Integrity of the program, and introduction of a strict anti-avoidance rule

  • Employers are required to repay amounts received under the CEWS if they did not meet the eligibility requirements.
  • A very broad anti-avoidance rule has been enacted. This rule provides that an employer will be deemed not to qualify for the CEWS if this employer (or a person or partnership not dealing at arm’s length with this employer) enters into a transaction, participates in an event or takes an action (or fails to take an action) that has the effect of reducing the revenues of the employer for the current reference period (i.e.
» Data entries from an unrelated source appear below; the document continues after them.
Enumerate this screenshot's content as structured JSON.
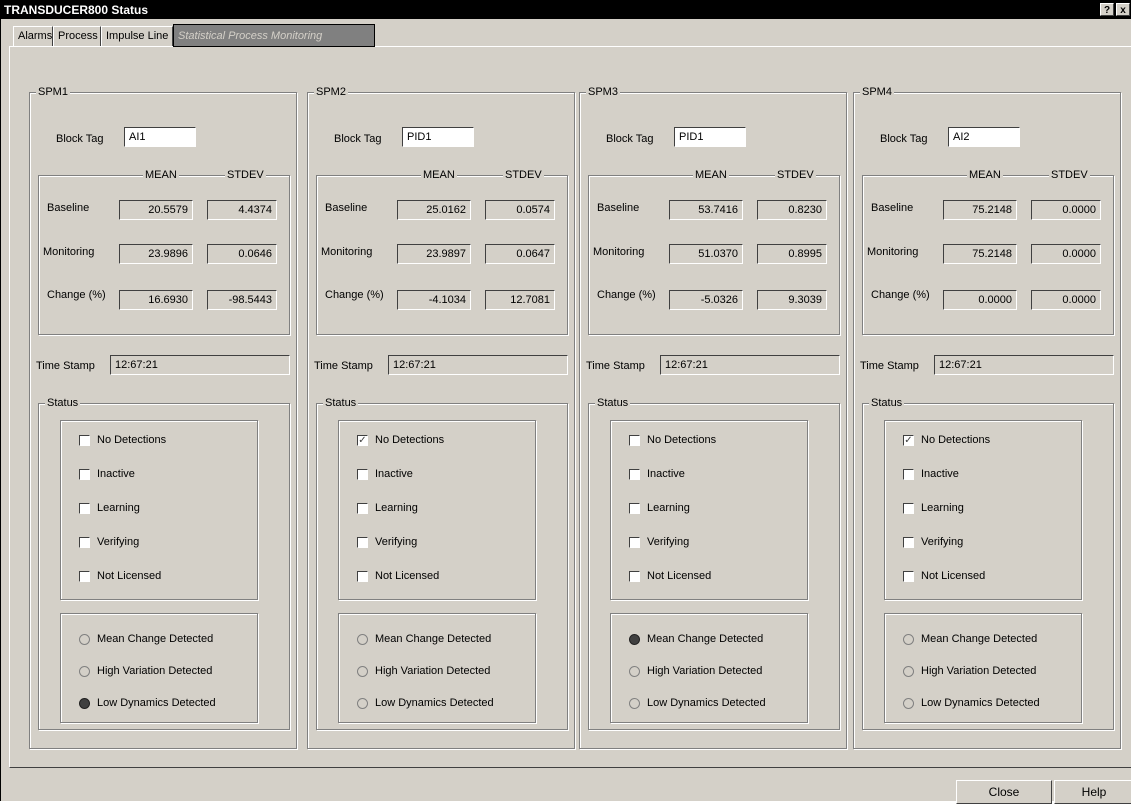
{
  "window": {
    "title": "TRANSDUCER800 Status",
    "help_glyph": "?",
    "close_glyph": "x"
  },
  "tabs": [
    "Alarms",
    "Process",
    "Impulse Line",
    "Statistical Process Monitoring"
  ],
  "labels": {
    "block_tag": "Block Tag",
    "mean": "MEAN",
    "stdev": "STDEV",
    "baseline": "Baseline",
    "monitoring": "Monitoring",
    "change": "Change (%)",
    "time_stamp": "Time Stamp",
    "status": "Status"
  },
  "status_checks": [
    "No Detections",
    "Inactive",
    "Learning",
    "Verifying",
    "Not Licensed"
  ],
  "status_radios": [
    "Mean Change Detected",
    "High Variation Detected",
    "Low Dynamics Detected"
  ],
  "spm": [
    {
      "name": "SPM1",
      "block_tag": "AI1",
      "baseline_mean": "20.5579",
      "baseline_stdev": "4.4374",
      "monitoring_mean": "23.9896",
      "monitoring_stdev": "0.0646",
      "change_mean": "16.6930",
      "change_stdev": "-98.5443",
      "time_stamp": "12:67:21",
      "checked": [
        false,
        false,
        false,
        false,
        false
      ],
      "radios": [
        false,
        false,
        true
      ]
    },
    {
      "name": "SPM2",
      "block_tag": "PID1",
      "baseline_mean": "25.0162",
      "baseline_stdev": "0.0574",
      "monitoring_mean": "23.9897",
      "monitoring_stdev": "0.0647",
      "change_mean": "-4.1034",
      "change_stdev": "12.7081",
      "time_stamp": "12:67:21",
      "checked": [
        true,
        false,
        false,
        false,
        false
      ],
      "radios": [
        false,
        false,
        false
      ]
    },
    {
      "name": "SPM3",
      "block_tag": "PID1",
      "baseline_mean": "53.7416",
      "baseline_stdev": "0.8230",
      "monitoring_mean": "51.0370",
      "monitoring_stdev": "0.8995",
      "change_mean": "-5.0326",
      "change_stdev": "9.3039",
      "time_stamp": "12:67:21",
      "checked": [
        false,
        false,
        false,
        false,
        false
      ],
      "radios": [
        true,
        false,
        false
      ]
    },
    {
      "name": "SPM4",
      "block_tag": "AI2",
      "baseline_mean": "75.2148",
      "baseline_stdev": "0.0000",
      "monitoring_mean": "75.2148",
      "monitoring_stdev": "0.0000",
      "change_mean": "0.0000",
      "change_stdev": "0.0000",
      "time_stamp": "12:67:21",
      "checked": [
        true,
        false,
        false,
        false,
        false
      ],
      "radios": [
        false,
        false,
        false
      ]
    }
  ],
  "buttons": {
    "close": "Close",
    "help": "Help"
  }
}
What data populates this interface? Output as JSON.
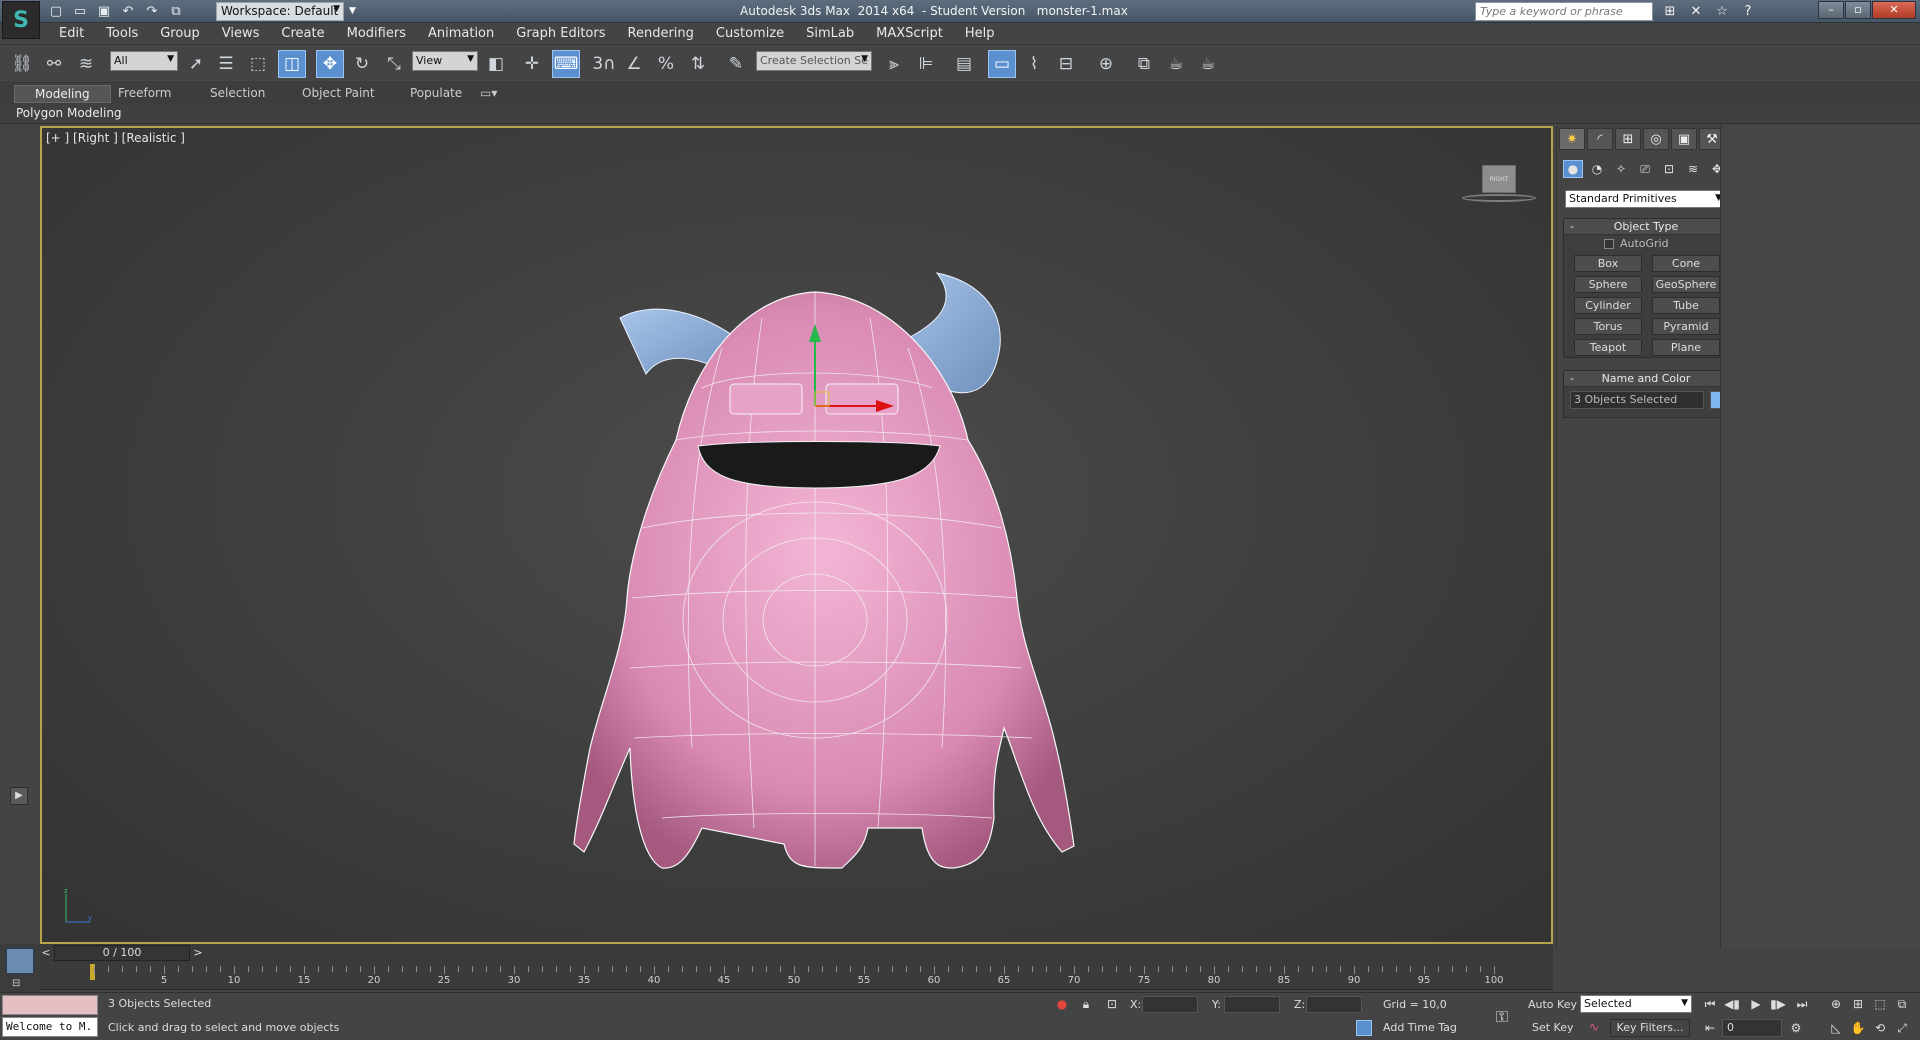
{
  "title": {
    "workspace": "Workspace: Default",
    "window_title": "Autodesk 3ds Max  2014 x64  - Student Version   monster-1.max",
    "search_placeholder": "Type a keyword or phrase"
  },
  "menu": {
    "items": [
      "Edit",
      "Tools",
      "Group",
      "Views",
      "Create",
      "Modifiers",
      "Animation",
      "Graph Editors",
      "Rendering",
      "Customize",
      "SimLab",
      "MAXScript",
      "Help"
    ]
  },
  "toolbar": {
    "filter_value": "All",
    "ref_coord_value": "View",
    "named_selection_placeholder": "Create Selection Se",
    "snap_label": "3",
    "percent_label": "%"
  },
  "ribbon": {
    "tabs": [
      "Modeling",
      "Freeform",
      "Selection",
      "Object Paint",
      "Populate"
    ],
    "panel_label": "Polygon Modeling"
  },
  "viewport": {
    "label": "[+ ] [Right ] [Realistic ]",
    "viewcube_label": "RIGHT",
    "accent_color": "#b8a44a",
    "model_color": "#e7a2c7",
    "horn_color": "#8fb2dc"
  },
  "command_panel": {
    "dropdown": "Standard Primitives",
    "object_type_header": "Object Type",
    "autogrid_label": "AutoGrid",
    "buttons": [
      "Box",
      "Cone",
      "Sphere",
      "GeoSphere",
      "Cylinder",
      "Tube",
      "Torus",
      "Pyramid",
      "Teapot",
      "Plane"
    ],
    "name_color_header": "Name and Color",
    "name_value": "3 Objects Selected",
    "swatch_color": "#7fb7ef"
  },
  "timeline": {
    "slider_label": "0 / 100",
    "ticks": [
      "5",
      "10",
      "15",
      "20",
      "25",
      "30",
      "35",
      "40",
      "45",
      "50",
      "55",
      "60",
      "65",
      "70",
      "75",
      "80",
      "85",
      "90",
      "95",
      "100"
    ]
  },
  "status": {
    "maxscript_text": "Welcome to M.",
    "selection_text": "3 Objects Selected",
    "prompt_text": "Click and drag to select and move objects",
    "x_label": "X:",
    "y_label": "Y:",
    "z_label": "Z:",
    "grid_text": "Grid = 10,0",
    "add_time_tag": "Add Time Tag",
    "auto_key": "Auto Key",
    "set_key": "Set Key",
    "selected_dropdown": "Selected",
    "key_filters": "Key Filters...",
    "frame_value": "0"
  }
}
March, April or May 2020), and if it is reasonable to conclude that one of the main purposes of the transaction, event or action is to cause the employer to qualify for the CEWS.
  • Comment: This anti-avoidance rule is very broad and employers should refrain from using any accounting or business policy that would not be consistent with prior practices.
  • Where the anti-avoidance rule is triggered, in addition to repaying the CEWS, the employer is subject to a penalty of 25% of the CEWS. 
  • Under existing provisions of the Income Tax Act, persons making, or participating in making, a false or deceptive statement could be prosecuted with a summary or indictable offence. Anyone found guilty could be sentenced to prison for up to 5 years.

Other information

  • The CEWS will be subject to general taxation rules, meaning it will be taxable under paragraph 12(1)(x) for employers. Assistance received under either wage subsidy (75% or 10% program) would reduce the amount of remuneration expenses eligible for other federal tax credits calculated on the same remuneration.
  • For employees, subsidized salaries received from employers will be treated as taxable salaries. Employers will still be required to apply deductions at source on subsidized salaries paid to their employees.
  • The final legislation implementing the CEWS has been drafted in a way that would easily accommodate the extension of the program beyond June 6, should the Federal Government make such a decision.